Document 12B: Pauli Murray to Alma Lutz, 9 December 1965, Pauli Murray Papers: Series II, 1935-1984, Box 97, Folder 1730, Schlesinger Library, Radcliffe Institute for Advanced Study, Harvard University.


   In this response to Lutz's overture, Murray explained in detail her legal strategy to guarantee women's equality, including why she had decided to pursue a clear decision from the Supreme Court that would enforce principles already embodied in the Constitution instead of working for a new amendment.

Pauli Murray
245 E. 11 St., #5E
New York, N.Y. 10003
December 9, 1965

Miss Alma Lutz
22 River Street
Boston, Mass. 02108

Dear Miss Lutz:

Your kind letter of November 22 was forwarded to me at my new address, and I deeply appreciate your taking the time to write me about my speech on Title VII.

Because I have tremendous respect and admiration for the women who have fought for the Equal Rights for Women Amendment and have been aware of your views, I shall try to explain to you my position. As you know, I come out of the Negro struggle to implement the Fourteenth Amendment, and over the past twenty-five years have watched the interpretation of that amendment gradually expand to reach other minorities. I am also aware that women's organizations are hopelessly divided upon the Equal Rights Amendment. I therefore believe that the quickest way to obtain the results the Equal Hights Amendment is intended to produce is to urge the courts to make clear that discrimination against women by the state or federal governments violates the Fifth and Fourteenth Amendments.

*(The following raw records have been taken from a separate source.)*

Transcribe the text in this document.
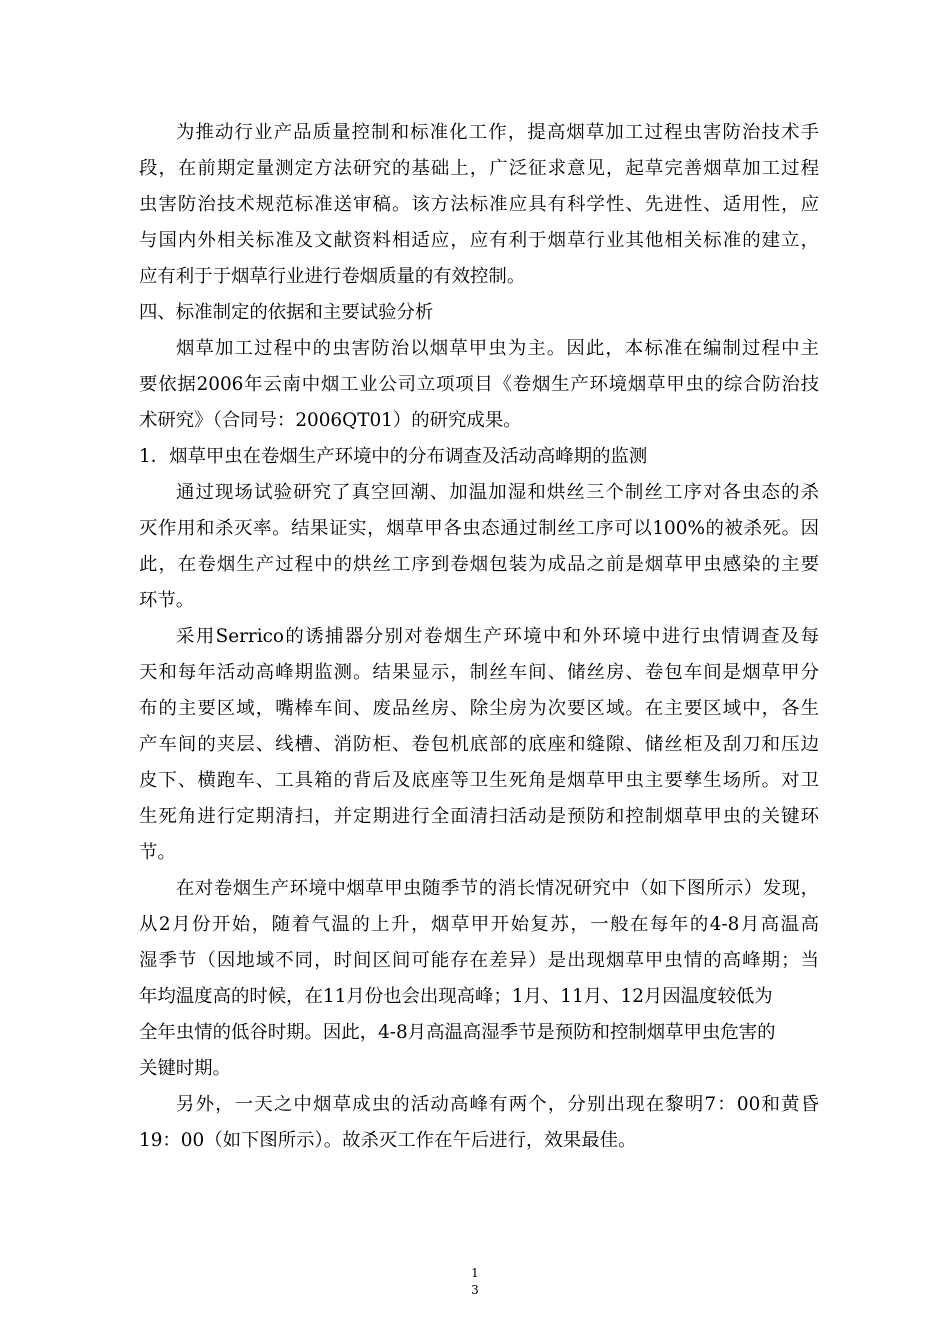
为推动行业产品质量控制和标准化工作，提高烟草加工过程虫害防治技术手
段，在前期定量测定方法研究的基础上，广泛征求意见，起草完善烟草加工过程
虫害防治技术规范标准送审稿。该方法标准应具有科学性、先进性、适用性，应
与国内外相关标准及文献资料相适应，应有利于烟草行业其他相关标准的建立，
应有利于于烟草行业进行卷烟质量的有效控制。
四、标准制定的依据和主要试验分析
烟草加工过程中的虫害防治以烟草甲虫为主。因此，本标准在编制过程中主
要依据2006年云南中烟工业公司立项项目《卷烟生产环境烟草甲虫的综合防治技
术研究》（合同号：2006QT01）的研究成果。
1．烟草甲虫在卷烟生产环境中的分布调查及活动高峰期的监测
通过现场试验研究了真空回潮、加温加湿和烘丝三个制丝工序对各虫态的杀
灭作用和杀灭率。结果证实，烟草甲各虫态通过制丝工序可以100%的被杀死。因
此，在卷烟生产过程中的烘丝工序到卷烟包装为成品之前是烟草甲虫感染的主要
环节。
采用Serrico的诱捕器分别对卷烟生产环境中和外环境中进行虫情调查及每
天和每年活动高峰期监测。结果显示，制丝车间、储丝房、卷包车间是烟草甲分
布的主要区域，嘴棒车间、废品丝房、除尘房为次要区域。在主要区域中，各生
产车间的夹层、线槽、消防柜、卷包机底部的底座和缝隙、储丝柜及刮刀和压边
皮下、横跑车、工具箱的背后及底座等卫生死角是烟草甲虫主要孳生场所。对卫
生死角进行定期清扫，并定期进行全面清扫活动是预防和控制烟草甲虫的关键环
节。
在对卷烟生产环境中烟草甲虫随季节的消长情况研究中（如下图所示）发现，
从2月份开始，随着气温的上升，烟草甲开始复苏，一般在每年的4-8月高温高
湿季节（因地域不同，时间区间可能存在差异）是出现烟草甲虫情的高峰期；当
年均温度高的时候，在11月份也会出现高峰；1月、11月、12月因温度较低为
全年虫情的低谷时期。因此，4-8月高温高湿季节是预防和控制烟草甲虫危害的
关键时期。
另外，一天之中烟草成虫的活动高峰有两个，分别出现在黎明7：00和黄昏
19：00（如下图所示）。故杀灭工作在午后进行，效果最佳。
1
3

You may have read of a case now pending in a three judge Federal Court in Montgomery, Alabama, in which the constitutionality of the statute excluding women from jury service has been attacked by Mr. Charles Morgan, attorney for the plaintiffs and for the American Civil Liberties Union. Judge Dorothy Kenyon and I have just written that part of the brief which attacks the statute as a violation of the Fourteenth Amendment. The other part of the complaint attacks the systematic exclusion of Negroes from the jury of Lowdnes County, Alabama. It seems inconceivable today that a court would make a distinction between the two kinds of exclusion — race and sex — as it did in the Strauder case and as the Massachusetts court did in the Welosky case. The Supreme Court has never decided the issue — merely ducked. This time we hope to get the Supreme Court to review the question if we lose in the lower court.

I think there are enough women aroused about legal rights to bring cases through the courts; I do not believe enough of them are aroused to secure the passage of an Equal Rights Amendment. And so we differ not so much in our objectives as in our strategy. It is just possible that through court interpretation the Equal Rights Amendment will be written into the Constitution. One clear-cut decision would open the way. The jury mandatory exclusion statute just may be the opening we have been looking for.

You will be interested to read a law review article by Mary Eastwood and myself entitled "Jane Crow and the Law: Title VII and Sex Discrimination," which will be published in the December issue (1965) of George Washington Law Review. Publication date will be around December 22nd. There we attach the validity of the doctrine of "classification by sex" and equate it with the "separate but equal" racial doctrine. We also quote from Blanche Crosier's article published in the Boston Law Review in 1935. Is she still alive? I admire greatly the incisive thinking which went into her article, and am sure that the effort was not wasted; only delayed.